Yesterday I got a phone call from an aunt said they had me a scorpion caught in a cup. Turns out my cousin found it in his house. He also says hes been seeing alot of them lately on his property. I have always wanted some native scorpions in my collection. I also have a new place to hunt for them now.  Its real big its about 2 inches.

John


----------



## ThomasH (Sep 28, 2009)

johnharper said:


> Yesterday I got a phone call from an aunt said they had me a scorpion caught in a cup. Turns out my cousin found it in his house. He also says hes been seeing alot of them lately on his property. I have always wanted some native scorpions in my collection. I also have a new place to hunt for them now.  Its real big its about 2 inches.
> 
> John


:clap:  Congrats! :clap: 

I don't really know Georgia scorps but I would assume carolinianus.

Have you seen/picked it up yet or are you going by what your relatives said? Do you know what species this is? Could you post a picture?

TBH


----------



## whitewolf (Sep 28, 2009)

ThomasH said:


> :clap:  Congrats! :clap:
> 
> I don't really know Georgia scorps but I would assume carolinianus.
> 
> TBH


Like Thomas my first guess would be Carlolinianus they range matured from 1-2 inches.
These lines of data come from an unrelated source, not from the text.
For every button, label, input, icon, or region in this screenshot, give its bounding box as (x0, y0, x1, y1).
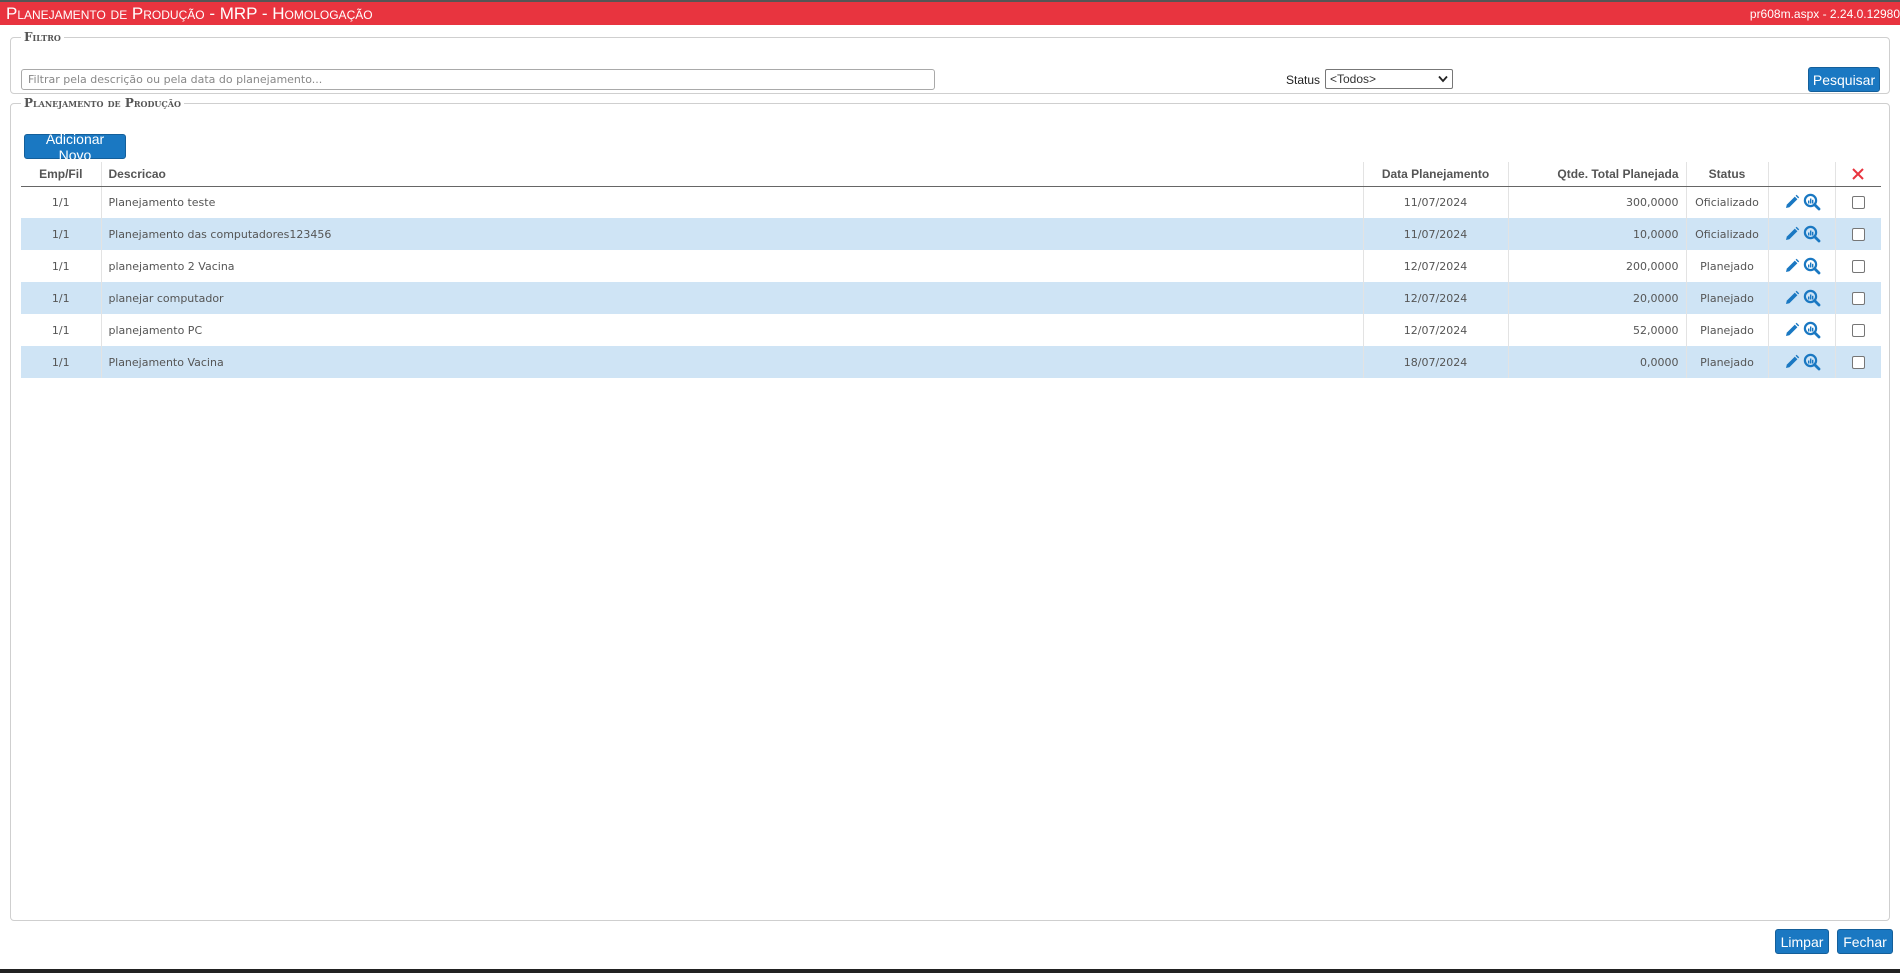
cell-actions (1767, 218, 1835, 250)
page-title: Planejamento de Produção - MRP - Homolog… (6, 3, 373, 23)
title-bar: Planejamento de Produção - MRP - Homolog… (0, 0, 1900, 25)
column-header-descricao[interactable]: Descricao (100, 162, 1363, 187)
row-checkbox[interactable] (1851, 323, 1865, 337)
cell-data-planejamento: 12/07/2024 (1362, 314, 1508, 346)
cell-emp-fil: 1/1 (51, 259, 70, 273)
cell-qtde-total: 0,0000 (1507, 346, 1686, 378)
planning-legend: Planejamento de Produção (24, 96, 181, 110)
magnifier-chart-icon[interactable] (1803, 225, 1821, 243)
cell-status: Planejado (1685, 314, 1768, 346)
version-label: pr608m.aspx - 2.24.0.12980 (1749, 6, 1900, 21)
filter-panel: Filtro Status <Todos> Pesquisar (10, 30, 1890, 94)
cell-descricao: Planejamento Vacina (100, 346, 1363, 378)
add-new-button[interactable]: Adicionar Novo (24, 131, 126, 163)
status-selected-value: <Todos> (1330, 72, 1377, 86)
filter-legend: Filtro (24, 30, 61, 44)
bottom-strip (0, 969, 1900, 973)
cell-status: Oficializado (1685, 186, 1768, 218)
row-checkbox[interactable] (1851, 227, 1865, 241)
column-header-delete (1834, 162, 1881, 187)
table-header-row: Emp/Fil Descricao Data Planejamento Qtde… (21, 162, 1881, 187)
column-header-status[interactable]: Status (1685, 162, 1768, 187)
column-header-emp-fil[interactable]: Emp/Fil (21, 162, 101, 187)
cell-data-planejamento: 11/07/2024 (1362, 218, 1508, 250)
magnifier-chart-icon[interactable] (1803, 257, 1821, 275)
pencil-icon[interactable] (1783, 257, 1801, 275)
cell-qtde-total: 200,0000 (1507, 250, 1686, 282)
cell-status: Planejado (1685, 282, 1768, 314)
pencil-icon[interactable] (1783, 321, 1801, 339)
search-button[interactable]: Pesquisar (1808, 67, 1880, 92)
cell-status: Planejado (1685, 250, 1768, 282)
cell-data-planejamento: 18/07/2024 (1362, 346, 1508, 378)
cell-emp-fil: 1/1 (21, 282, 101, 314)
cell-descricao: planejamento PC (100, 314, 1363, 346)
table-row[interactable]: 1/1 planejar computador 12/07/2024 20,0000 P… (21, 282, 1881, 314)
clear-button[interactable]: Limpar (1775, 929, 1829, 954)
close-x-icon[interactable] (1851, 167, 1865, 181)
cell-data-planejamento: 11/07/2024 (1362, 186, 1508, 218)
cell-actions (1767, 346, 1835, 378)
pencil-icon[interactable] (1783, 193, 1801, 211)
table-row[interactable]: 1/1 planejamento PC 12/07/2024 52,0000 Plane… (21, 314, 1881, 346)
status-label: Status (1286, 73, 1321, 87)
table-row[interactable]: 1/1 Planejamento teste 11/07/2024 300,0000 O… (21, 186, 1881, 218)
cell-qtde-total: 10,0000 (1507, 218, 1686, 250)
pencil-icon[interactable] (1783, 289, 1801, 307)
row-checkbox[interactable] (1851, 355, 1865, 369)
column-header-actions (1767, 162, 1835, 187)
table-row[interactable]: 1/1 planejamento 2 Vacina 12/07/2024 200,00… (21, 250, 1881, 282)
cell-descricao: planejar computador (100, 282, 1363, 314)
cell-data-planejamento: 12/07/2024 (1362, 250, 1508, 282)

Their pretty small and well plain old brown scorpion but their neat. You also have another pretty scorpion though. Here are your natives found this awhile back and posted it quite a few times.

Georgia Natives:
http://www.scorpopedia.com/Vaejovis_carolinianus
http://www.scorpopedia.com/Centruroides_hentzi

This is a checklist by state:
http://www.angelfire.com/tx4/scorpiones/states.html


----------



## johnharper (Sep 29, 2009)

Its a Vaejovis carolinianus. The one I picked up from my aunts house sunday is more black than brown though. I do not have any pictures of it yet. Do these climb as much as the bark scorpions? 

John


----------



## whitewolf (Sep 29, 2009)

Mine kinda vary. Sometimes up sometimes just hiding under things. Faintest bit of light and they run and hide. They mostly seem to go where ever it is moist.


----------



## ilovebugs (Oct 2, 2009)

interesting. 

I live in north Alabama, and I've never found anything other than Vaejovis Carolinianus.

post a pic if you can, I would love to see it.


----------